Я встал и направился к выходу.
— Сядьте, генерал.
Тон изменился. Исчезла бархатная вкрадчивость, испарился налет светской беседы. Голос звенел, как стальная струна на пределе натяжения. Я остановился, но оборачиваться не спешил.
— Мы закончили, ваше высочество. Мне нечего добавить.
— Разговор окончен тогда, когда я это решу, — процедил Савойский. — Неужели вы полагали, что я вас отпущу?
Медленно, контролируя каждое движение, я повернулся. Евгений стоял, опираясь костяшками о стол. Маска утонченного интеллектуала сползла, обнажив лицо безжалостного убийцы, привыкшего повелевать судьбами. Толмач испуганно переводя отступил к стенке шатра.
— Вы видели моих ландскнехтов, — продолжил он, сверля меня взглядом. — Они разорвут вас на лоскуты, едва вы ступите за порог. И я, признаться, не стану их удерживать. Вы вошли сюда послом, а покинете этот шатер либо моим вассалом, либо обезображенным трупом. Третьего варианта в этом уравнении нет. Выбирайте.

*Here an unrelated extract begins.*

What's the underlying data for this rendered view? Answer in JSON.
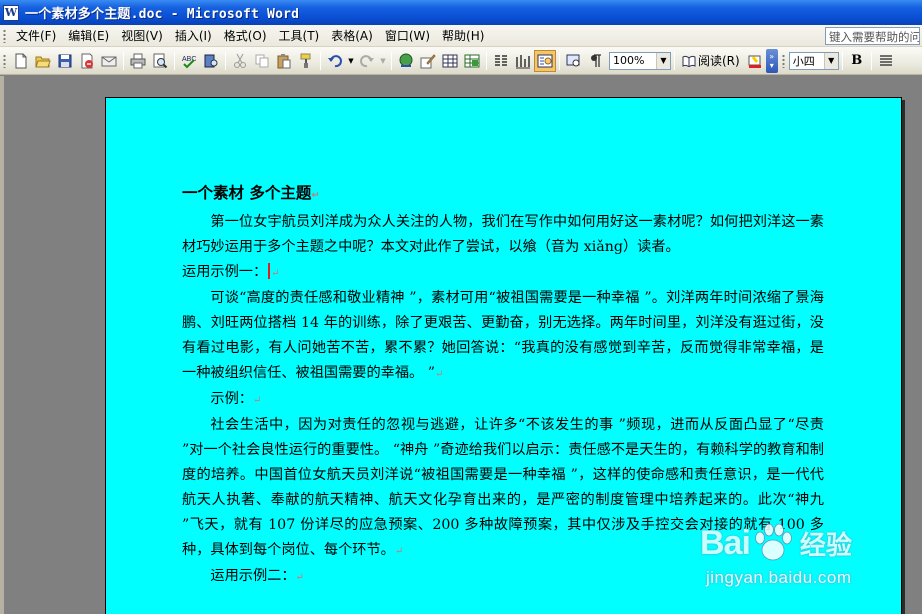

Финал пьесы. Вот тебе бабушка и европейцы. Савойский был абсолютно уверен в своем триумфе, держа на руках все козыри: силу, власть, численное превосходство. Он учел всё. Кроме одной переменной.
— Я тоже не люблю воевать с собственным отражением, принц, — произнес я едва слышно. — И, зная своего двойника, я всегда готовлюсь к худшему сценарию.
Шаг вперед.
Савойский инстинктивно отшатнулся, сев в свое кресло.
Еще шаг.
Нас разделяло не более метра. На лбу фельдмаршала выступила испарина. Его рука, потянувшаяся было к серебряному колокольчику, замерла. Он был будто парализован недоумением. В его схеме возник элемент, который грозил обрушить всю конструкцию.
Еще бы, когда в лоб смотрит черный провал оружия.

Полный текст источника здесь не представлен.